The mostly commonly used filesystem in Docker currently is the OverlayFS, which is what we will be using for this example.
Remember the good old days of reaching for that little bottle of whiteout to cover up a mistake on paper? Docker's OverlayFS operates on a similar principle, but in the digital realm. Just like how whiteout conceals the error beneath a white layer, allowing for the possibility to reveal it again by scraping it off, OverlayFS works by layering directories - a lower one that is read-only and an upper one that is read-write. When Docker pulls an image, it fetches a series of read-only layers (the original text, if you will) and stacks them neatly one on top of the other. Now, when you run a container and make changes (or mistakes), these alterations occur in a top, writeable layer, essentially using digital "whiteout" to mask the elements in the layers below without altering them.
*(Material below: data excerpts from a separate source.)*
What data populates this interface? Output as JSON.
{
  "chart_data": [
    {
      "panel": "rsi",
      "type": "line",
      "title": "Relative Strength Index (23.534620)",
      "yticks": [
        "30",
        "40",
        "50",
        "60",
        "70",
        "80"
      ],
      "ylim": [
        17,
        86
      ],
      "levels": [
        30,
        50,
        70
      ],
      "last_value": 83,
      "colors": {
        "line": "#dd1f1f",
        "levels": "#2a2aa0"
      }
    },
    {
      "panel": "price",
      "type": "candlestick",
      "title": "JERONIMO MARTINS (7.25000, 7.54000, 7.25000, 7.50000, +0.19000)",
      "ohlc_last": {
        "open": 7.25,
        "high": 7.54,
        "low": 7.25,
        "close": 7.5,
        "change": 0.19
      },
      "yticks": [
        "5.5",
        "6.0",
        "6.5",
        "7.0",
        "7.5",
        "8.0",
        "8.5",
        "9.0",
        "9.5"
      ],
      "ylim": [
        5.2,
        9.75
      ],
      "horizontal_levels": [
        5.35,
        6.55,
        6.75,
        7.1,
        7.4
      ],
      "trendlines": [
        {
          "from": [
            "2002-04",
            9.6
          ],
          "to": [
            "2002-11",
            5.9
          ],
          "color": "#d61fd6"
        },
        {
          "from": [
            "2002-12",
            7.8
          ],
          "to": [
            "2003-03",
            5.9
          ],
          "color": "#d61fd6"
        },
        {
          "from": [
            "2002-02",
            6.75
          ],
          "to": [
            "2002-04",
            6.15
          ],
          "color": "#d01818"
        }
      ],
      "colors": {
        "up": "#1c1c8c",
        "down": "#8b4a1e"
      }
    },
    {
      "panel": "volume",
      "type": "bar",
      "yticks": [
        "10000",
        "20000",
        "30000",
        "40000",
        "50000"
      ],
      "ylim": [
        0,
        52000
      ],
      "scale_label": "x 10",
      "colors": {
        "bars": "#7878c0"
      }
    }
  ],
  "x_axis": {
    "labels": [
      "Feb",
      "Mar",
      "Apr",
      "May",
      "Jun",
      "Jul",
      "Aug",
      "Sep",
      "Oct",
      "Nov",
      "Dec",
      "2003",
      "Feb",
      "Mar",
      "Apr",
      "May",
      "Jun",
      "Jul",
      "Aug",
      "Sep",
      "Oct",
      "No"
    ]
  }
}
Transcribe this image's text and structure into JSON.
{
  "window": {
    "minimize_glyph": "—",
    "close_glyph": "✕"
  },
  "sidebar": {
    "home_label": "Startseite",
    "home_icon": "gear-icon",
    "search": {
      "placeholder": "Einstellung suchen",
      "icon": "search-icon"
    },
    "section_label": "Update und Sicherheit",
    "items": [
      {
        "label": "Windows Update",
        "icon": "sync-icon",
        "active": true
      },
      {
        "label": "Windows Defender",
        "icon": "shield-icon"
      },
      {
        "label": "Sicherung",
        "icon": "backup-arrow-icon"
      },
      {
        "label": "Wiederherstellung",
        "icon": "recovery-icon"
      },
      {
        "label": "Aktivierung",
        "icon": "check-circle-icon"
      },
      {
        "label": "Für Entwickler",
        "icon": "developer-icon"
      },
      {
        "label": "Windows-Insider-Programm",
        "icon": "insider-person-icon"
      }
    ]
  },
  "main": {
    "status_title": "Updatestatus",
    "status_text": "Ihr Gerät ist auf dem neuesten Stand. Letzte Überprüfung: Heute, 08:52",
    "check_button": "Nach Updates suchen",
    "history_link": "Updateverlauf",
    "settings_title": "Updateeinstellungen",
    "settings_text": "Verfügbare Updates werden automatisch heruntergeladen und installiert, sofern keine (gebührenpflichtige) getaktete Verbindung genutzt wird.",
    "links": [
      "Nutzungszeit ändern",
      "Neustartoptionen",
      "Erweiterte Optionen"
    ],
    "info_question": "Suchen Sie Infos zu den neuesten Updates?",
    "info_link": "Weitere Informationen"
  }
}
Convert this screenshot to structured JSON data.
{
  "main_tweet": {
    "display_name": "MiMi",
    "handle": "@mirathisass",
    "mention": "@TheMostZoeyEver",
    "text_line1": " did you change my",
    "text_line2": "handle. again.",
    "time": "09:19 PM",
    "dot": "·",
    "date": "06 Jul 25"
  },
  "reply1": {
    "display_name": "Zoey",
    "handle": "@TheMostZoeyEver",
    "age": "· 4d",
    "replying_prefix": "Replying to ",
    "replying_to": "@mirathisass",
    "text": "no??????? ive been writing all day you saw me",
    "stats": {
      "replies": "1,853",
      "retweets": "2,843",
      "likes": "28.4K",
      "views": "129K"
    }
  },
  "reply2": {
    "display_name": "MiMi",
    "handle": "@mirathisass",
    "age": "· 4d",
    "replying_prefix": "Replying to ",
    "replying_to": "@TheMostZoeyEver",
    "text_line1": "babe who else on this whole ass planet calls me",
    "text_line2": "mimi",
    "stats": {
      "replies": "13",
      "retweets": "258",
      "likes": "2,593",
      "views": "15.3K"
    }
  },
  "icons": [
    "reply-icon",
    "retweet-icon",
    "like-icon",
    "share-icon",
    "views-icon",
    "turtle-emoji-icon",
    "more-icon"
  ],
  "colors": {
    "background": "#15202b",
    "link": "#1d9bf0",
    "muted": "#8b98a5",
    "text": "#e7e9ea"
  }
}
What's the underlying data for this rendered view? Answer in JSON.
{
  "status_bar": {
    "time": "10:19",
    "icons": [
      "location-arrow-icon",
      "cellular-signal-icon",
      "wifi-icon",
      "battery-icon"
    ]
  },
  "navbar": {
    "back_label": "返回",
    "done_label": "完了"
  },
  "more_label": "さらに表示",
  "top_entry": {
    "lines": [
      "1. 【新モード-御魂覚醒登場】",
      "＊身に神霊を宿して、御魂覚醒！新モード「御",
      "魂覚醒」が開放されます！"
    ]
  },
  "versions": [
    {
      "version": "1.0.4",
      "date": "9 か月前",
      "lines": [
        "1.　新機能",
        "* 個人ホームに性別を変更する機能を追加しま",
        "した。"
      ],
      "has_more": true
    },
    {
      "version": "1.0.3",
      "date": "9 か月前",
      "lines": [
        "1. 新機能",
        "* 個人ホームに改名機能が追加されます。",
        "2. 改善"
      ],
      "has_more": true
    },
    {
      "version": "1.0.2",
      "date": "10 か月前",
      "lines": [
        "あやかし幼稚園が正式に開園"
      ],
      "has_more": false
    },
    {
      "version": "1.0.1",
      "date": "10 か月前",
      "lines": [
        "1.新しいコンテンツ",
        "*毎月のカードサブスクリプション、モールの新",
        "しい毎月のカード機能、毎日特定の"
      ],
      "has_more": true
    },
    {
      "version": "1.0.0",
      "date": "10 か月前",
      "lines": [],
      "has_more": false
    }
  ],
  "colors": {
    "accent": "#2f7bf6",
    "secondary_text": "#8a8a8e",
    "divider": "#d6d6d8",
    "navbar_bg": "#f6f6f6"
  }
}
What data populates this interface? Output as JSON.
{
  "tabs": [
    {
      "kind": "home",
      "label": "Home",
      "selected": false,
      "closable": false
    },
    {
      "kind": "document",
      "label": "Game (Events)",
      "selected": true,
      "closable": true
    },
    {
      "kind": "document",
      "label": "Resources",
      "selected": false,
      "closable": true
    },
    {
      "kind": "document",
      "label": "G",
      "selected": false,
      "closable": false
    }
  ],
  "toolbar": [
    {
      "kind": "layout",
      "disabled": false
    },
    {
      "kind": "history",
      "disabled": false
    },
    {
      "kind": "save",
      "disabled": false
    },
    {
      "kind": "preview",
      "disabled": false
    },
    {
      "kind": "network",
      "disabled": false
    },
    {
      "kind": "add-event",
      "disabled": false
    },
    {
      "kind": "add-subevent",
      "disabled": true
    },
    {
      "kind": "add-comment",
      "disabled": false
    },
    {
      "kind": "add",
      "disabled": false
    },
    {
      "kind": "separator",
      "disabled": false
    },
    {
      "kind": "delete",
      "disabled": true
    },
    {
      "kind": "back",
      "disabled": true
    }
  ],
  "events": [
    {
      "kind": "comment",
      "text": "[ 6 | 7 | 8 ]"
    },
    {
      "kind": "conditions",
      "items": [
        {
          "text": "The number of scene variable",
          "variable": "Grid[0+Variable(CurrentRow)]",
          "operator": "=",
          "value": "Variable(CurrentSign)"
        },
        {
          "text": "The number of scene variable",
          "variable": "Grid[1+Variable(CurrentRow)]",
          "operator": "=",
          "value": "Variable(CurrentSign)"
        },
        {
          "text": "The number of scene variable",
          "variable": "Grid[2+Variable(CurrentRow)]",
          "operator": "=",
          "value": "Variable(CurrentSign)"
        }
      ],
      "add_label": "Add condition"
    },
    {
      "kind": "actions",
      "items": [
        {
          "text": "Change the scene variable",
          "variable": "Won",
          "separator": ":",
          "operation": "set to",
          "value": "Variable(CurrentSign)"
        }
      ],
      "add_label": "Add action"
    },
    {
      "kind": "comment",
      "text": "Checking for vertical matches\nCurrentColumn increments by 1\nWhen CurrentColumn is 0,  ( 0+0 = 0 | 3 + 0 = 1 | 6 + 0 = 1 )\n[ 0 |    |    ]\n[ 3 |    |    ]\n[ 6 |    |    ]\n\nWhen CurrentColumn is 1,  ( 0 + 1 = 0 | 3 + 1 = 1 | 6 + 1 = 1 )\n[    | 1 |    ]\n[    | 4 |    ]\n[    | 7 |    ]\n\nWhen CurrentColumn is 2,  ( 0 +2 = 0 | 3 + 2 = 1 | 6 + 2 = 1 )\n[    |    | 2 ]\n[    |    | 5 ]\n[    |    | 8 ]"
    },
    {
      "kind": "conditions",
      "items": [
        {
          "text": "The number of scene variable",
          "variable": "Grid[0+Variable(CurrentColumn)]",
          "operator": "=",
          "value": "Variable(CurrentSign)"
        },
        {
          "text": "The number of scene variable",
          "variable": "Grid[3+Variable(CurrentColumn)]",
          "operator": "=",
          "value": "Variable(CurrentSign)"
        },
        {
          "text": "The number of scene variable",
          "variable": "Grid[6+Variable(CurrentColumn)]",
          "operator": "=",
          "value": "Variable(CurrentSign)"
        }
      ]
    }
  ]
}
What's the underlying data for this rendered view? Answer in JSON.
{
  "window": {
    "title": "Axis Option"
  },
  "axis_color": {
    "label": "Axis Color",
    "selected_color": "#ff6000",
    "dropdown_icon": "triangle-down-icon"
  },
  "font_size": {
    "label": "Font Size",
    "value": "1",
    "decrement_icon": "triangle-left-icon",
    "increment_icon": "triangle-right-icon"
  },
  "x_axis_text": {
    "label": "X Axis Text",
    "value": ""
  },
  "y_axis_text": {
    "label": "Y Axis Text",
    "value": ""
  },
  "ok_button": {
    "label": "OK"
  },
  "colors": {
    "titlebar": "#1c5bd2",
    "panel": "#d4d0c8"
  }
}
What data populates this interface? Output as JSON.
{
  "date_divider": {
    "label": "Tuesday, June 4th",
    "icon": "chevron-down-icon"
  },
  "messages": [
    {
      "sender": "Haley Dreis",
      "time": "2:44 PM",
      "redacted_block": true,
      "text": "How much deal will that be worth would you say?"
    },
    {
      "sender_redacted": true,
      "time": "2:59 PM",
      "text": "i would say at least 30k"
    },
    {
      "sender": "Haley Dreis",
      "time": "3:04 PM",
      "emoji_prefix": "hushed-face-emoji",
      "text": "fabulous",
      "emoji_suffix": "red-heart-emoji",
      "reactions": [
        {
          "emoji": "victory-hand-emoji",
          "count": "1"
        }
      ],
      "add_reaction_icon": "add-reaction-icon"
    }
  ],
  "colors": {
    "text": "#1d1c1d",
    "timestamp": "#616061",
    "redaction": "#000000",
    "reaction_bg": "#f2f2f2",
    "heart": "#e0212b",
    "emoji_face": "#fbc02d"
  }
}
This means, much like peeling back dried whiteout, you can still access the original details in the lower layers if needed.
Although this is efficient from a technical and organizational standpoint, it does have the side effect allowing access to a file you don't really want people to have access to. Worse, many people do not fully understand how the OverlayFS works so they are blissfully unaware of their potential exposure.
Not really tough at all; remember that a docker image is built from a number of layers. So it's just a matter of finding the layer where the file you want to recover was created and pulling it from there.
Sure, let's go through a quick example using a small image with a handful of layers.
This is a simple dockerfile that pulls the latest Ubuntu image, sets the work location to /root, does an update,
and copies over a secret password. Then it deletes the password.
FROM ubuntu
WORKDIR /root
RUN apt update && apt install -y nodejs
COPY MySecretPassword .
RUN rm -f MySecretPassword$ cat MySecretPassword
PasswordBuild the image.
$ docker buildx build --no-cache -t password-test .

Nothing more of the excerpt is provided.